Resident John Li and other area residents who have played an active role in the shaping of the future of Yonge and Bernard key development area (KDA) are urging the city to postpone voting on a draft plan to a later date when the public can properly participate in the meeting.

Li told The Liberal April 7 that he learned the plan would be up for discussion at the April 22 electronic council meeting.

“For such an ultra-high-density plan that the city is proposing, it will almost certainly be passed at the pro-developer council, if there is no public involvement,” Li wrote to the city.

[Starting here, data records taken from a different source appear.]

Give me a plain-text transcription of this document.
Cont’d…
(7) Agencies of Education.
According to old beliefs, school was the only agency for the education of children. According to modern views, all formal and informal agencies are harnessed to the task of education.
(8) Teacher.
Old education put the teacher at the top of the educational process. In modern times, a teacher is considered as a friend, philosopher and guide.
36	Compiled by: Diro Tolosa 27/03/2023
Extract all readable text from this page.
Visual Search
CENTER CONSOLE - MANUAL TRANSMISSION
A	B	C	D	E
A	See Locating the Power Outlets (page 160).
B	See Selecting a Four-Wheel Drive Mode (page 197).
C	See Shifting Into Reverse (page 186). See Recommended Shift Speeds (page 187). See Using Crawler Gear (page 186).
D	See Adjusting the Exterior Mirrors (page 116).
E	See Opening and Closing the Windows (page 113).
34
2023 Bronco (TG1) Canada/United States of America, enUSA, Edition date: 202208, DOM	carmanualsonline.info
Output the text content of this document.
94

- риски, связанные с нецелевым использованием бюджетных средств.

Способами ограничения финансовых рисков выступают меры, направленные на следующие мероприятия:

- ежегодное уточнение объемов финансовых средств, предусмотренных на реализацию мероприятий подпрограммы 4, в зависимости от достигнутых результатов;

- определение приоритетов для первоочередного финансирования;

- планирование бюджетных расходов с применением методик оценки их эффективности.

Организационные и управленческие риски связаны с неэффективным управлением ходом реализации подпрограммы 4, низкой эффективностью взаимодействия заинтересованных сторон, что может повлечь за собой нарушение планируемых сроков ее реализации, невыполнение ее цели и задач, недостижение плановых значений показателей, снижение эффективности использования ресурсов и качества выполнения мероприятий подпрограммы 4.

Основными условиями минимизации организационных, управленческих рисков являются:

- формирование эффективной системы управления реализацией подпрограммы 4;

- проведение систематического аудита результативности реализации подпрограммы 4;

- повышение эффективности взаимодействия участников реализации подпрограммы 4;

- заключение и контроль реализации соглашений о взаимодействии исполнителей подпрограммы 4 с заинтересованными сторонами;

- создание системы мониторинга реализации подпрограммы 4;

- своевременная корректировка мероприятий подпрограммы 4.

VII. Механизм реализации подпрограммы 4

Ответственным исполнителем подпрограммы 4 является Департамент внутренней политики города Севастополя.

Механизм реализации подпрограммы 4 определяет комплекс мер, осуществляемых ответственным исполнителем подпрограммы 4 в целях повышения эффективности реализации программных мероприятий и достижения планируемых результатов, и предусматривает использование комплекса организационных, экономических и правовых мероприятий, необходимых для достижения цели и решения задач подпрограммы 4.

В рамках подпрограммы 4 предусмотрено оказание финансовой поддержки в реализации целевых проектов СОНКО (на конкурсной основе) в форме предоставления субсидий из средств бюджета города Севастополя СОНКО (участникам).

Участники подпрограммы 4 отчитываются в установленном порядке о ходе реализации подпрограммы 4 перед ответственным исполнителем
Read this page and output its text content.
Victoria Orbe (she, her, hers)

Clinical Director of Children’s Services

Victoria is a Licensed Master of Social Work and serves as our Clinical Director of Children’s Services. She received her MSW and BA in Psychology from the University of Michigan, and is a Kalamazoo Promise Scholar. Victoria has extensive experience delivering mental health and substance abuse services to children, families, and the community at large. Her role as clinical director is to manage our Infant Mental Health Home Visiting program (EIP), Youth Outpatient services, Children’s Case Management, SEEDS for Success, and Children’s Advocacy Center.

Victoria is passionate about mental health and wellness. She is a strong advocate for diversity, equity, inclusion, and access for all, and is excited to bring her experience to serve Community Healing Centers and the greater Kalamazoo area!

The city cannot confirm if the KDA plan will on the agenda of the upcoming council meeting, as of April 8.

Li, the organizer of the Yonge Bernard Residents Association (TheYRA.org), said he received a memo from the city about the proposed changes to the KDA plan.

The intensification plan for the area has gone through rounds of revisions with a focus on the height limit and density, yorkregion.com previously reported.

And yet, Li was in for another shock, he said of the memo.

“The sky’s really the limit now,” he said.

The newly proposed changes --not yet publicly available --are “the worst” Li has ever seen since he started to push back over-intensification in the community years ago.

Last year, Li took the lead to fight over-intensification in the community, which resulted in a reversal of the height limit from 37 storeys back to 15 storeys.

More than 300 people have joined the residents’ group he’s organized since then and he said thousands more people are behind him.

However, the new revision to the plan has significantly changed the height and density to “more than what the developers have asked for,” Li said.

Earlier this year, Dogliola Developments Ltd. and Campo Ridge Home Corp. proposed to build four mixed-use residential/commercial buildings (one 25-storey, one 28-storey, and two 29-storey towers), at the southwest corner of Yonge Street and Canyon Hill Avenue, The Liberal reported.

Li said he believed that the planning staff has made a “fundamental planning mistake” and they were “eager to get rid of the burden.”

In response to his request for removing the draft plan from the agenda, Li was told the city must be prepared to participate in a hearing at The Local Planning Appeal Tribunal (LPAT).

The hearing for the Yonge and Bernard KDA plan was previously slated for June 22 at the LPAT, but it has since been adjourned due to the ongoing coronavirus crisis.

All hearing events at the LPAT that were scheduled between March 16 and June 30 have been adjourned to a future date, according to LPAT spokesperson Sarah Copeland.

A new hearing date for the Yonge and Bernard KDA plan has not yet been scheduled, she said on April 7.

“The COVID-19 pandemic offers them a great opportunity,” Li said, noting that council could easily adopt the plan without the public being able to get involved.

The public may submit comments regarding the matters related to meeting agenda via email to clerks@richmondhill.ca, the city says.

Comments will be provided to all members of council, considered as public information and noted in the public records.

“It's not going to be as impactful as face-to-face communications,” said Li, who has spoken to council as a delegate about the KDA plan multiple times in the past.